Zirkusmusik bestand und besteht zumeist aus einer losen Aneinanderreihung gestoppter Nummern, was sich in der Praxis immer wieder bewährt hat. Ein Gegenkonzept dazu sind die durchkomponierten musikalischen Programme des Cirque du Soleil.

Zirkusnummern wie Jonglage, Trapez oder Musik-Clowns verlangen große Geistesgegenwart von den begleitenden Musikern. Die musikalische Begleitung der Hohen Schule erfordert Kenntnisse der Pferdedressur. Zu anderen Darbietungen wie Zauberkunst kann die Begleitmusik oft relativ unabhängig spielen.

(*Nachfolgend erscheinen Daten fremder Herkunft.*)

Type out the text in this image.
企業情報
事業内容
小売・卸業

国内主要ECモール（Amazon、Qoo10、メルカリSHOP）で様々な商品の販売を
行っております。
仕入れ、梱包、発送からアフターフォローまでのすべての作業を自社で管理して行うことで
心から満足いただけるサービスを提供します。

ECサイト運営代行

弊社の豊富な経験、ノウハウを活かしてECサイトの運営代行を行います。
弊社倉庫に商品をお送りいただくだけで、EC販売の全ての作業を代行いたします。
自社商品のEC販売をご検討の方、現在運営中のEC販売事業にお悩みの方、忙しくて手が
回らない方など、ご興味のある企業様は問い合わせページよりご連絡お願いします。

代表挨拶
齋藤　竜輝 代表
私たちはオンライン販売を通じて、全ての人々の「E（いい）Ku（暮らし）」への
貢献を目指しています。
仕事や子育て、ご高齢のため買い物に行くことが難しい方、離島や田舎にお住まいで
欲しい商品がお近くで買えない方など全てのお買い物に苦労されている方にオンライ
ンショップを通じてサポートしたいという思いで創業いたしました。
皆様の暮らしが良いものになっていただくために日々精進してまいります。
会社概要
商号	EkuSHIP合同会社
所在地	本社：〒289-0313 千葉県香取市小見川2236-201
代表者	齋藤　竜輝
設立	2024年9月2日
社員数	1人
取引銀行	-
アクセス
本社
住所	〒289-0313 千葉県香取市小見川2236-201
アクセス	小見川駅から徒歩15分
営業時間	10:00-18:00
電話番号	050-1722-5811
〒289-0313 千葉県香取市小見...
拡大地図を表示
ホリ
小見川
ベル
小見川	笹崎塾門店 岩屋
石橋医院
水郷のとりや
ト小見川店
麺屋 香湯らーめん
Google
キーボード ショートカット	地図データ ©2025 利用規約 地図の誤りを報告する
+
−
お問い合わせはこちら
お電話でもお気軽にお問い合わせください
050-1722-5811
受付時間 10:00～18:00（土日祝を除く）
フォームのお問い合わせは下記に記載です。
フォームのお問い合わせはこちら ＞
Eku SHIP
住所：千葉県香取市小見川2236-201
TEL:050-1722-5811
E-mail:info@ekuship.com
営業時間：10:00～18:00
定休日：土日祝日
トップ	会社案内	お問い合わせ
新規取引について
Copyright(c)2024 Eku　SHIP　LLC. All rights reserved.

Eine systematische Ordnung der Funktionen der Zirkusmusik wurde erstmals von Rüdiger Becker (2008) erstellt. Er unterteilt diese in atmosphärische, syntaktische, dramaturgische, autonome und mediale Funktionen. Zu den allgemeineren atmosphärischen Funktionen gehören u. a. die Einstimmung auf die Vorstellung, das Erzeugen von Gruppengefühl sowie die Intensivierung des Erlebnisses und damit die Erzeugung typischer Zirkusatmosphäre. Spezifisch kann auch eine situationsbezogene Atmosphäre geschaffen werden, z. B. durch Integration von Ort-, Raum- und Zeitbezügen oder durch psychologische und physiologische Konditionierung des Publikums. Die syntaktischen Funktionen beziehen sich im Wesentlichen auf die Kennzeichnung formaler Strukturen der Zirkusvorstellung sowie die Konstituierung von Formelementen des Programmablaufs und einzelner Nummern. Das Spektrum dramaturgischer Funktionen ist sehr weit gefasst. Hierzu gehören bei der Begleitung und Unterstützung artistischer Darbietungen z. B. deskriptive, illustrierende, kommentierende, stilisierende und akzentuierende Elemente. Im Unterschied zu den vorgenannten Funktionen kann Zirkusmusik auch autonom in Erscheinung treten, insbesondere sind hierunter typische musikalisch-artistische Genres zu fassen, wie beispielsweise Musikalclowns oder Musikalakrobaten. Mediale Funktionen übernahm die Zirkusmusik früherer Zeiten bei der Gestaltung von Zirkusparaden oder eigenen Konzerten der Zirkusorchester, heute wird diese Funktion weitgehend durch die Produktion von Tonträgern erfüllt.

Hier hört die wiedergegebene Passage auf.